Curve of length $L=1$ contained in a semicircle of diameter $2R=1$. How prove  that for any curve $\alpha(s)$ of length $L=1$ in the real plane, there is a semicircle of diameter $2R=1$ that contains it.

Any hints would be appreciated.
 A: I gave up, googled and found an extremely elegant agrument (due to A. Meir) here. I guess the hard part was to locate the center of the semicircle.
A: This (real analysis) is not really a subject I'm good at, but I think I have a solution.

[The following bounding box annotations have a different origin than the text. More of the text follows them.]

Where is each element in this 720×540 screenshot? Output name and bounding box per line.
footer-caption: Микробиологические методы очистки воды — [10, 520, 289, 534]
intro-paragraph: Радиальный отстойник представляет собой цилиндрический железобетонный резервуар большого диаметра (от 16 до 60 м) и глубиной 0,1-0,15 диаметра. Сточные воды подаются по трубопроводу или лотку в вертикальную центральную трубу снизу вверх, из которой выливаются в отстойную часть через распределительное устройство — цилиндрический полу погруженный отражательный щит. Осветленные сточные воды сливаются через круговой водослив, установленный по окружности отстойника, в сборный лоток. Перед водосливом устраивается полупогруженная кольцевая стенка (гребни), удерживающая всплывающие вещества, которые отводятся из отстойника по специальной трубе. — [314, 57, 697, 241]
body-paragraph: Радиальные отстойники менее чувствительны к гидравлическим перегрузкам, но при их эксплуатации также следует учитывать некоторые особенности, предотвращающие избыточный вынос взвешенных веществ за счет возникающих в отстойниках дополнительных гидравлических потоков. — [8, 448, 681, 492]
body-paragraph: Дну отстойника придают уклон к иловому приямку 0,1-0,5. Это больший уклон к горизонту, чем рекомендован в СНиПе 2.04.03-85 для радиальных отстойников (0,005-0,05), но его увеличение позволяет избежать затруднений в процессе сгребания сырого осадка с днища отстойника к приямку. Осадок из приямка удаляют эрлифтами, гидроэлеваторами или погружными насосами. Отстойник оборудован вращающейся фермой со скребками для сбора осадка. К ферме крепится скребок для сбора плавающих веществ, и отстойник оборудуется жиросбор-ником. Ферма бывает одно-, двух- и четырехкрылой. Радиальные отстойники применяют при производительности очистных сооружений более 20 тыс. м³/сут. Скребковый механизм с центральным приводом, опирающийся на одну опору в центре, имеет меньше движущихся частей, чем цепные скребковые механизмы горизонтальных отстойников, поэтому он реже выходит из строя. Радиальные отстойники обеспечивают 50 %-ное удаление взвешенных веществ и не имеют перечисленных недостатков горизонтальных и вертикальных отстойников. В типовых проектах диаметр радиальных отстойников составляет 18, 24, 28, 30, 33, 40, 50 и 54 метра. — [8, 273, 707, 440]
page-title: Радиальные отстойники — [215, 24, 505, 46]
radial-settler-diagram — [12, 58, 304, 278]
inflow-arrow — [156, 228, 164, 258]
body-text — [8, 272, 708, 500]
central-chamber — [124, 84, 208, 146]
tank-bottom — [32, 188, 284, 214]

Suppose $\alpha$ has length two, so the radius of the circle is $1$. Take the midpoint of $\alpha$ (the point for which the two curves you get when cutting $\alpha$ have the same length) and call it $M$. Now, at both sides of $M$, the curve has length $1$. Now look at the (closed) disk with midpoint $M$ and radius $1$. Because this disk is per definition the set of points with distance at most $1$ from the center, all points not in this disk have a distance to $M$ strictly larger than $1$. Such a point (say $P$) cannot be part of $\alpha$, because then, the distance $|PM|$ would be larger than $1$ and a straight line segment is shorter than any other curve connecting $P$ and $M$ (this follows intuitively from the triangle inequality) the part $PM$ of the curve must be longer than $1$, but it has length $1$, so this is a contradiction. Therefore, we can always draw a disk with radius $1$ that fully covers a curve with length $2$.
The only possible flaws I see are that a straight line segment is the shortest possible connection and that the boundary of the disk (set of points $P$ with $d(P,M)\leq 1$) is not trivially equal to the circle with radius $1$ around $M$.